I’ll never forget how the church showed up for us too. I have been very passionate about the importance of church community ever since I truly experienced it myself, and the way people showed up for us was a beautiful reminder of how we as the church are called to love each other and share each other’s burdens, especially in times of tragedy. That first week after he died, my parents’ house was like an open house. People were constantly coming and going, dropping off food, keeping us company. My friends from my old church all came together one night, and we worshipped in my parents’ living room. They laid hands on us, prayed for us, sang worship songs to the Lord with us, and sat with me as I flipped through old pictures of me and my dad and my family. I had also asked a couple friends in Grand Rapids if they could feed my cat while I was gone, and when I drove back, I came back to my apartment cleaned, food in my freezer, and a gift basket including a couple pictures of me and my dad in frames, sitting on the counter. Moments like that are when grief and gratitude truly coexist. I was the most heartbroken I had ever been in my entire life, and then at the same time, I was equally as grateful for the people the Lord placed in my life so I wouldn’t have to carry this alone.

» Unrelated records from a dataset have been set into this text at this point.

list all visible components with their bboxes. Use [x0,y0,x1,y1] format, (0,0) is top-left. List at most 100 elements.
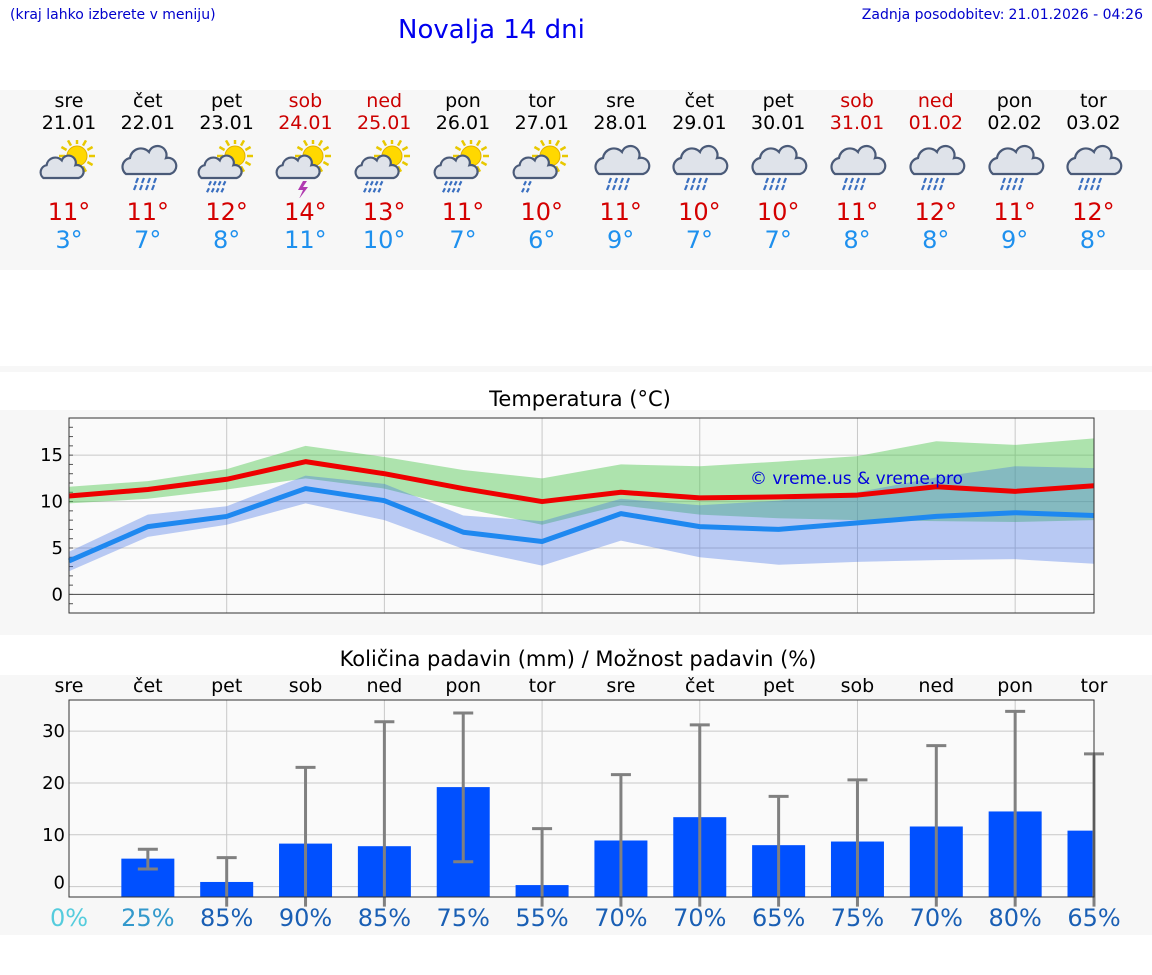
y-tick-label: 15 [40,445,63,466]
precipitation-probability: 75% [831,904,884,932]
day-column: ned 01.02 12° 8° [897,90,975,254]
y-tick-label: 10 [42,825,65,846]
min-temperature: 8° [843,226,871,254]
y-tick-label: 20 [42,773,65,794]
y-tick-label: 5 [52,538,63,559]
x-tick-label: sre [606,675,635,697]
precipitation-chart-title: Količina padavin (mm) / Možnost padavin … [339,647,817,671]
precipitation-chart: 0 10 20 30 sre čet pet sob ned pon tor sre čet pet sob… [42,675,1121,932]
min-temperature: 6° [528,226,556,254]
day-date: 23.01 [199,112,254,134]
watermark: © vreme.us & vreme.pro [750,469,963,489]
rain-cloud-icon [909,144,966,191]
day-date: 25.01 [356,112,412,134]
day-name: tor [528,90,556,112]
max-temperature-line [68,459,1095,505]
max-temperature: 11° [599,198,642,226]
x-tick-label: sob [289,675,323,697]
day-date: 01.02 [908,112,963,134]
min-temperature: 8° [212,226,241,254]
day-column: sob 24.01 14° 11° [266,90,344,254]
precipitation-probability: 0% [50,904,88,932]
day-date: 03.02 [1066,112,1121,134]
day-date: 30.01 [750,112,806,134]
max-temperature-band [69,438,1094,525]
region-menu-hint: (kraj lahko izberete v meniju) [10,7,216,23]
day-date: 29.01 [672,112,727,134]
precipitation-probability: 75% [437,904,490,932]
page-title: Novalja 14 dni [398,15,585,45]
day-date: 22.01 [120,112,175,134]
precipitation-probability: 70% [594,904,647,932]
precipitation-probability: 80% [988,904,1041,932]
precipitation-probability: 55% [515,904,568,932]
day-column: sob 31.01 11° 8° [818,90,896,254]
max-temperature: 10° [678,198,721,226]
max-temperature: 13° [362,198,406,226]
rain-cloud-icon [830,144,887,191]
max-temperature: 11° [47,198,91,226]
precipitation-probability: 70% [910,904,963,932]
max-temperature: 14° [284,198,327,226]
min-temperature: 3° [55,226,83,254]
day-name: pet [762,90,794,112]
x-tick-label: ned [918,675,954,697]
day-column: sre 28.01 11° 9° [582,90,660,254]
x-tick-label: ned [366,675,402,697]
day-column: sre 21.01 11° 3° [30,90,108,254]
x-tick-label: čet [685,675,715,697]
min-temperature: 7° [134,226,162,254]
day-column: čet 22.01 11° 7° [109,90,187,254]
min-temperature: 10° [362,226,406,254]
rain-cloud-icon [121,144,178,191]
min-temperature: 9° [606,226,635,254]
y-tick-label: 10 [40,492,63,513]
x-tick-label: pon [997,675,1033,697]
min-temperature: 7° [685,226,714,254]
max-temperature: 11° [993,198,1036,226]
precipitation-probability: 85% [200,904,253,932]
y-tick-label: 0 [52,584,63,605]
day-name: čet [133,90,163,112]
precipitation-probability: 65% [752,904,805,932]
x-tick-label: čet [133,675,163,697]
max-temperature: 10° [520,198,564,226]
x-tick-label: pet [763,675,794,697]
temperature-chart: 0 5 10 15 © vreme.us & vreme.pro [40,417,1095,614]
day-column: ned 25.01 13° 10° [345,90,423,254]
x-tick-label: pet [211,675,242,697]
day-name: ned [366,90,403,112]
day-name: sob [840,90,874,112]
daily-forecast-strip [0,90,1152,270]
rain-cloud-icon [988,144,1044,191]
precipitation-probability: 90% [279,904,332,932]
max-temperature: 11° [835,198,879,226]
x-tick-label: pon [445,675,481,697]
day-column: tor 03.02 12° 8° [1054,90,1132,254]
day-date: 31.01 [829,112,885,134]
day-name: sre [606,90,636,112]
temperature-chart-title: Temperatura (°C) [489,387,671,411]
day-name: pon [996,90,1033,112]
sun-rain-icon [197,140,253,193]
last-update-label: Zadnja posodobitev: [861,7,1005,23]
day-column: pet 30.01 10° 7° [739,90,817,254]
sun-thunder-icon [275,140,332,198]
precipitation-probability: 25% [121,904,174,932]
day-name: pon [445,90,481,112]
x-tick-label: sre [55,675,84,697]
y-tick-label: 0 [54,873,65,894]
min-temperature: 7° [449,226,477,254]
day-column: pon 26.01 11° 7° [424,90,502,254]
max-temperature: 11° [126,198,170,226]
rain-cloud-icon [672,144,729,191]
separator-band [0,366,1152,372]
rain-cloud-icon [594,144,650,191]
last-update-value: 21.01.2026 - 04:26 [1008,7,1143,23]
day-date: 26.01 [435,112,491,134]
last-update: Zadnja posodobitev: 21.01.2026 - 04:26 [862,7,1143,23]
plot-border [68,699,1095,898]
x-tick-label: tor [1081,675,1108,697]
min-temperature: 8° [922,226,950,254]
day-column: tor 27.01 10° 6° [503,90,581,254]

There’s still so much more I could say. It’s been over a year later, and I’m still learning how to carry grief. I can smile again, but grief is still here. I’ve also been doing my best to embrace the journey of grief, feel everything I need to feel, not feel ashamed for when I feel broken, and turn my cries in lament. What comforts me is knowing my dad is in no more pain and no more suffering. I know he knew the Lord, and that he is with Him. It just still hurts for those of us left here on earth. I never imagined my life to look like this, and I still have many unanswered questions and worries about what my future holds.

What I do know is that the Lord is still good, and His ways are higher than my own. I know that His heart also breaks when my heart breaks, and only He can put back together a heart that’s been shattered. This loss has forced me to depend on Him like no other, as I rely on His strength as my lifeline. I pray that whatever I walk through, no matter how devastating, that my life always points back to Him. I pray that in my dad’s death, the Lord be glorified. My eyes have been opened to just how hard and cruel this life can be. Don’t wait until the ceiling falls to seek Him – make Him your foundation now. He doesn’t promise us a life without suffering, but He does promise to walk with us through it. I need Him on my worst days and I need Him on my best days.

Thank you, Jesus for capturing my heart long ago. Thank you for carrying me when I couldn’t carry myself. Thank you for the good that will come out of this tragedy, even when it’s hard to see right now. All for your glory, forever and ever.

And to my dad – I will love and miss you forever.